Он заметил, как потускнели глаза кузины, и больше ни слова не сказал на эту тему.

Переговоры между тем продолжались. Епископ Солсбери сообщил, что султан согласился вернуть указанные Ричардом города в обмен на разрушение Аскалона. Отныне за христианами в Леванте оставалось отвоеванное крестоносцами побережье от Яффы до Тира. О святом Кресте, о котором ранее столько говорилось, даже не упомянули, но Ричард и не стал касаться этого вопроса. Зато он согласился с условием, что перемирие будет продолжаться три года и восемь месяцев. Этот срок казался королю приемлемым, поскольку именно за это время он рассчитывал уладить свои дела в Европе, а потом снова вернуться в Святую землю.

И все же обговоренное status quo Ричард не мог воспринимать ни как победу, ни как поражение. И когда вечером Джоанна пришла к королю, чтобы проследить за приемом лекарств, она застала его погруженным в горестное раздумье.

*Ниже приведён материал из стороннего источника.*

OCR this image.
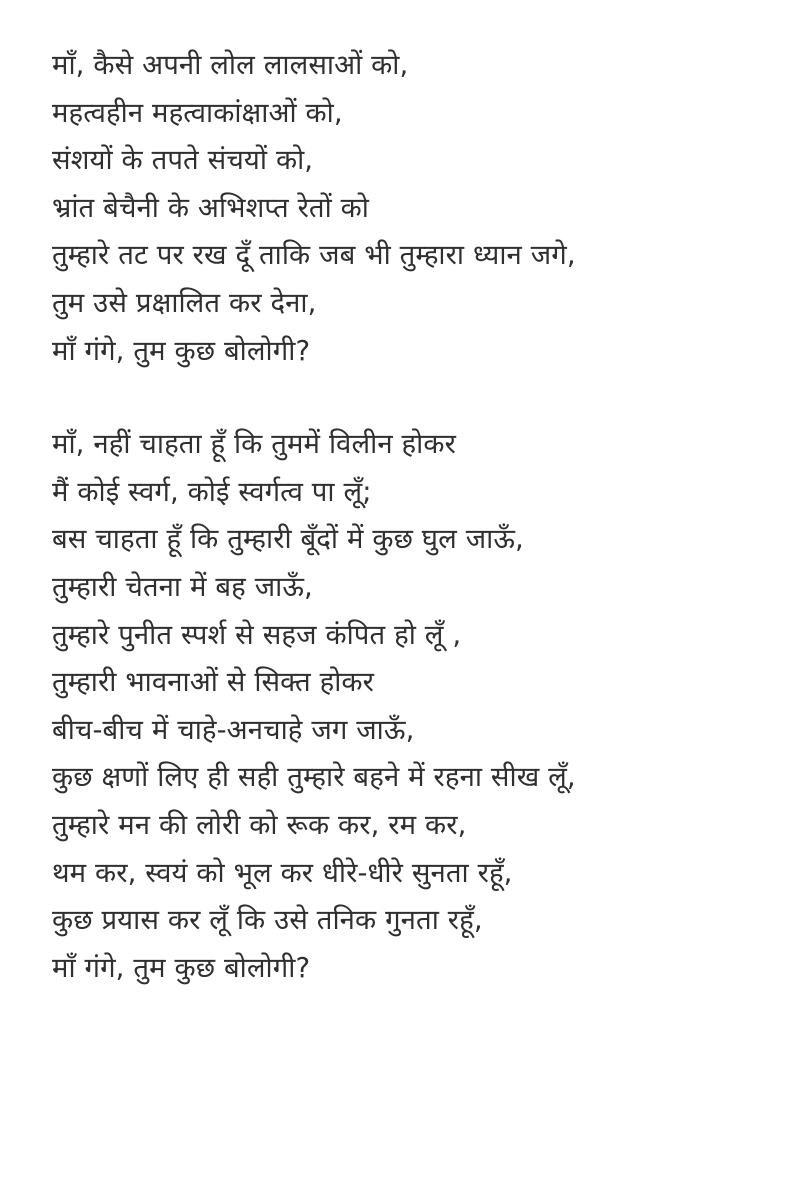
माँ, कैसे अपनी लोल लालसाओं को,
महत्वहीन महत्वाकांक्षाओं को,
संशयों के तपते संचयों को,
भ्रांत बेचैनी के अभिशप्त रेतों को
तुम्हारे तट पर रख दूँ ताकि जब भी तुम्हारा ध्यान जगे,
तुम उसे प्रक्षालित कर देना,
माँ गंगे, तुम कुछ बोलोगी?
माँ, नहीं चाहता हूँ कि तुममें विलीन होकर
मैं कोई स्वर्ग, कोई स्वर्गत्व पा लूँ;
बस चाहता हूँ कि तुम्हारी बूँदों में कुछ घुल जाऊँ,
तुम्हारी चेतना में बह जाऊँ,
तुम्हारे पुनीत स्पर्श से सहज कंपित हो लूँ ,
तुम्हारी भावनाओं से सिक्त होकर
बीच-बीच में चाहे-अनचाहे जग जाऊँ,
कुछ क्षणों लिए ही सही तुम्हारे बहने में रहना सीख लूँ,
तुम्हारे मन की लोरी को रूक कर, रम कर,
थम कर, स्वयं को भूल कर धीरे-धीरे सुनता रहूँ,
कुछ प्रयास कर लूँ कि उसे तनिक गुनता रहूँ,
माँ गंगे, तुम कुछ बोलोगी?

— Как же немного мы смогли отвоевать у Саладина! — с грустью произнес Ричард, разглядывая развернутый перед ним свиток, на котором были обозначены территории, остававшиеся у христиан в Леванте. — Но иначе и быть не могло. Увы, нас тут было слишком мало, чтобы мы могли претендовать на нечто более обширное. Мне говорят, что под Яффой я спас свою славу воина Христова, и все же наши достижения тут куда скромнее, чем я рассчитывал изначально. Иерусалим так и остался недостижим для христиан, им нет туда доступа…

Джоанна ласково протерла лицо короля влажным тампоном и вдруг произнесла:

— Знаете, Ричард, в этой войне за Иерусалим можно было поступить иначе. Ведь сейчас Саладин идет на многие уступки. А один мой знакомый как-то сказал, что надо бороться не против чего-то и кого-то, а стремиться к чему-то.

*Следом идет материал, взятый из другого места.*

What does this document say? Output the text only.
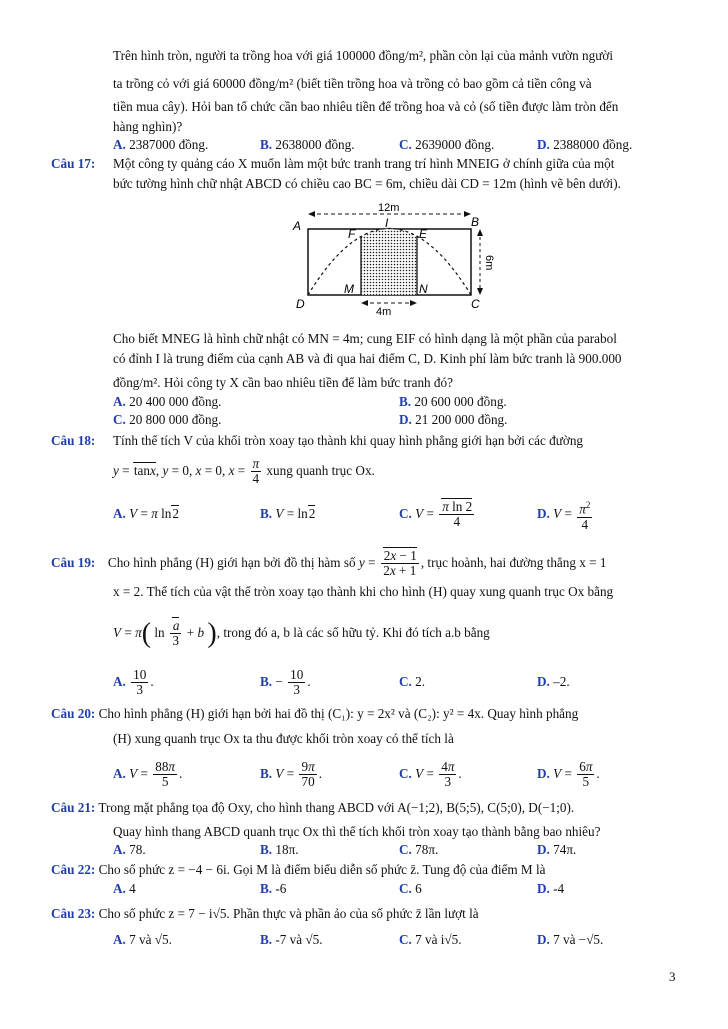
Trên hình tròn, người ta trồng hoa với giá 100000 đồng/m², phần còn lại của mảnh vườn người
ta trồng cỏ với giá 60000 đồng/m² (biết tiền trồng hoa và trồng cỏ bao gồm cả tiền công và
tiền mua cây). Hỏi ban tổ chức cần bao nhiêu tiền để trồng hoa và cỏ (số tiền được làm tròn đến
hàng nghìn)?
A. 2387000 đồng.	B. 2638000 đồng.	C. 2639000 đồng.	D. 2388000 đồng.
Câu 17: Một công ty quảng cáo X muốn làm một bức tranh trang trí hình MNEIG ở chính giữa của một
bức tường hình chữ nhật ABCD có chiều cao BC = 6m, chiều dài CD = 12m (hình vẽ bên dưới).
12m
6m
4m
A	B
C
D
F	E
I
M	N
Cho biết MNEG là hình chữ nhật có MN = 4m; cung EIF có hình dạng là một phần của parabol
có đỉnh I là trung điểm của cạnh AB và đi qua hai điểm C, D. Kinh phí làm bức tranh là 900.000
đồng/m². Hỏi công ty X cần bao nhiêu tiền để làm bức tranh đó?
A. 20 400 000 đồng.	B. 20 600 000 đồng.
C. 20 800 000 đồng.	D. 21 200 000 đồng.
Câu 18: Tính thể tích V của khối tròn xoay tạo thành khi quay hình phẳng giới hạn bởi các đường
y = tanx, y = 0, x = 0, $x = \frac{\pi}{4}$ xung quanh trục Ox.
A. V = π ln2	B. V = ln2	C. $V = \frac{\text{π ln 2}}{4}$	D. $V = \frac{\pi^2}{4}$
Câu 19: Cho hình phẳng (H) giới hạn bởi đồ thị hàm số $y = \frac{2x - 1}{2x + 1}$ , trục hoành, hai đường thẳng x = 1
x = 2. Thể tích của vật thể tròn xoay tạo thành khi cho hình (H) quay xung quanh trục Ox bằng
V = π( $\ln \frac{a}{3} + b$ ), trong đó a, b là các số hữu tỷ. Khi đó tích a.b bằng
A. $\frac{10}{3}$ .	B. − $\frac{10}{3}$ .	C. 2.	D. –2.
Câu 20: Cho hình phẳng (H) giới hạn bởi hai đồ thị (C₁): y = 2x² và (C₂): y² = 4x. Quay hình phẳng
(H) xung quanh trục Ox ta thu được khối tròn xoay có thể tích là
A. $V = \frac{88\pi}{5}$ .	B. $V = \frac{9\pi}{70}$ .	C. $V = \frac{4\pi}{3}$ .	D. $V = \frac{6\pi}{5}$ .
Câu 21: Trong mặt phẳng tọa độ Oxy, cho hình thang ABCD với A(−1;2), B(5;5), C(5;0), D(−1;0).
Quay hình thang ABCD quanh trục Ox thì thể tích khối tròn xoay tạo thành bằng bao nhiêu?
A. 78.	B. 18π.	C. 78π.	D. 74π.
Câu 22: Cho số phức z = −4 − 6i. Gọi M là điểm biểu diễn số phức z̄. Tung độ của điểm M là
A. 4	B. -6	C. 6	D. -4
Câu 23: Cho số phức z = 7 − i√5. Phần thực và phần ảo của số phức z̄ lần lượt là
A. 7 và √5.	B. -7 và √5.	C. 7 và i√5.	D. 7 và −√5.
3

— Как это — не бороться против кого-то? Кто тогда будет с нами считаться в этом враждебном краю?

В голосе Ричарда звучало раздражение, но Джоанна ответила:

— Сир, разве вам не приходило в голову, что самая короткая дорога отнюдь не всегда бывает прямой?

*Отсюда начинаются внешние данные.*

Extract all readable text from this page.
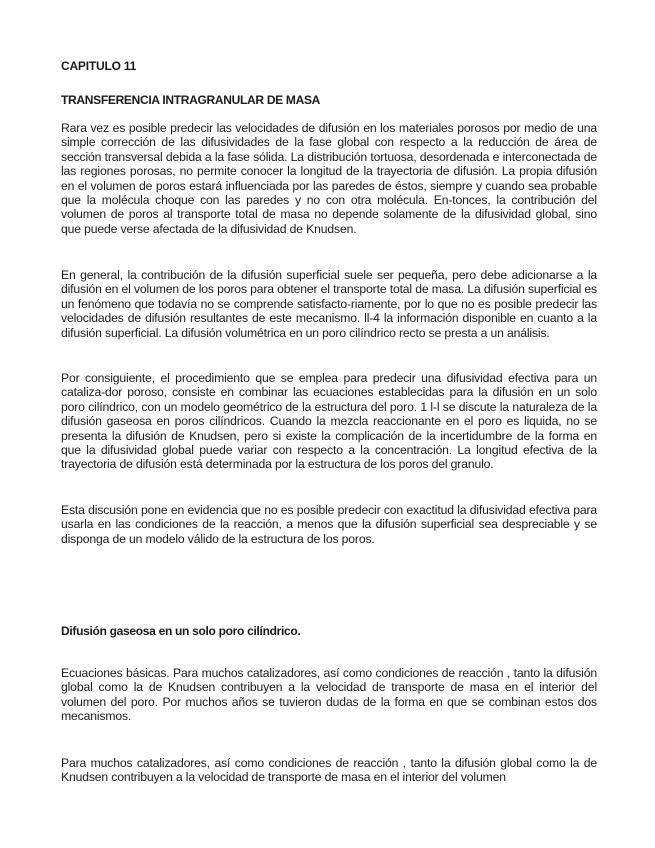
CAPITULO 11

TRANSFERENCIA INTRAGRANULAR DE MASA

Rara vez es posible predecir las velocidades de difusión en los materiales porosos por medio de una simple corrección de las difusividades de la fase global con respecto a la reducción de área de sección transversal debida a la fase sólida. La distribución tortuosa, desordenada e interconectada de las regiones porosas, no permite conocer la longitud de la trayectoria de difusión. La propia difusión en el volumen de poros estará influenciada por las paredes de éstos, siempre y cuando sea probable que la molécula choque con las paredes y no con otra molécula. En-tonces, la contribución del volumen de poros al transporte total de masa no depende solamente de la difusividad global, sino que puede verse afectada de la difusividad de Knudsen.

En general, la contribución de la difusión superficial suele ser pequeña, pero debe adicionarse a la difusión en el volumen de los poros para obtener el transporte total de masa. La difusión superficial es un fenómeno que todavía no se comprende satisfacto-riamente, por lo que no es posible predecir las velocidades de difusión resultantes de este mecanismo. ll-4 la información disponible en cuanto a la difusión superficial. La difusión volumétrica en un poro cilíndrico recto se presta a un análisis.

Por consiguiente, el procedimiento que se emplea para predecir una difusividad efectiva para un cataliza-dor poroso, consiste en combinar las ecuaciones establecidas para la difusión en un solo poro cilíndrico, con un modelo geométrico de la estructura del poro. 1 l-l se discute la naturaleza de la difusión gaseosa en poros cilíndricos. Cuando la mezcla reaccionante en el poro es liquida, no se presenta la difusión de Knudsen, pero si existe la complicación de la incertidumbre de la forma en que la difusividad global puede variar con respecto a la concentración. La longitud efectiva de la trayectoria de difusión está determinada por la estructura de los poros del granulo.

Esta discusión pone en evidencia que no es posible predecir con exactitud la difusividad efectiva para usarla en las condiciones de la reacción, a menos que la difusión superficial sea despreciable y se disponga de un modelo válido de la estructura de los poros.

Difusión gaseosa en un solo poro cilíndrico.

Ecuaciones básicas. Para muchos catalizadores, así como condiciones de reacción , tanto la difusión global como la de Knudsen contribuyen a la velocidad de transporte de masa en el interior del volumen del poro. Por muchos años se tuvieron dudas de la forma en que se combinan estos dos mecanismos.

Para muchos catalizadores, así como condiciones de reacción , tanto la difusión global como la de Knudsen contribuyen a la velocidad de transporte de masa en el interior del volumen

Потом она расчесывала густую золотистую гриву короля, а он о чем-то размышлял. Ричард вспомнил слова отшельника, передавшего ему частицу Животворящего Креста: «Приложи усилия, чтобы христиане могли входить в Иерусалим с молитвой, а не с мечом», — посоветовал тогда святой старец. Но разве это не то, о чем сказала сейчас Джоанна? Не война, а мир, не борьба, а стремление к той цели, какая так важна для всех верующих, — возможность молиться у Святой Гробницы.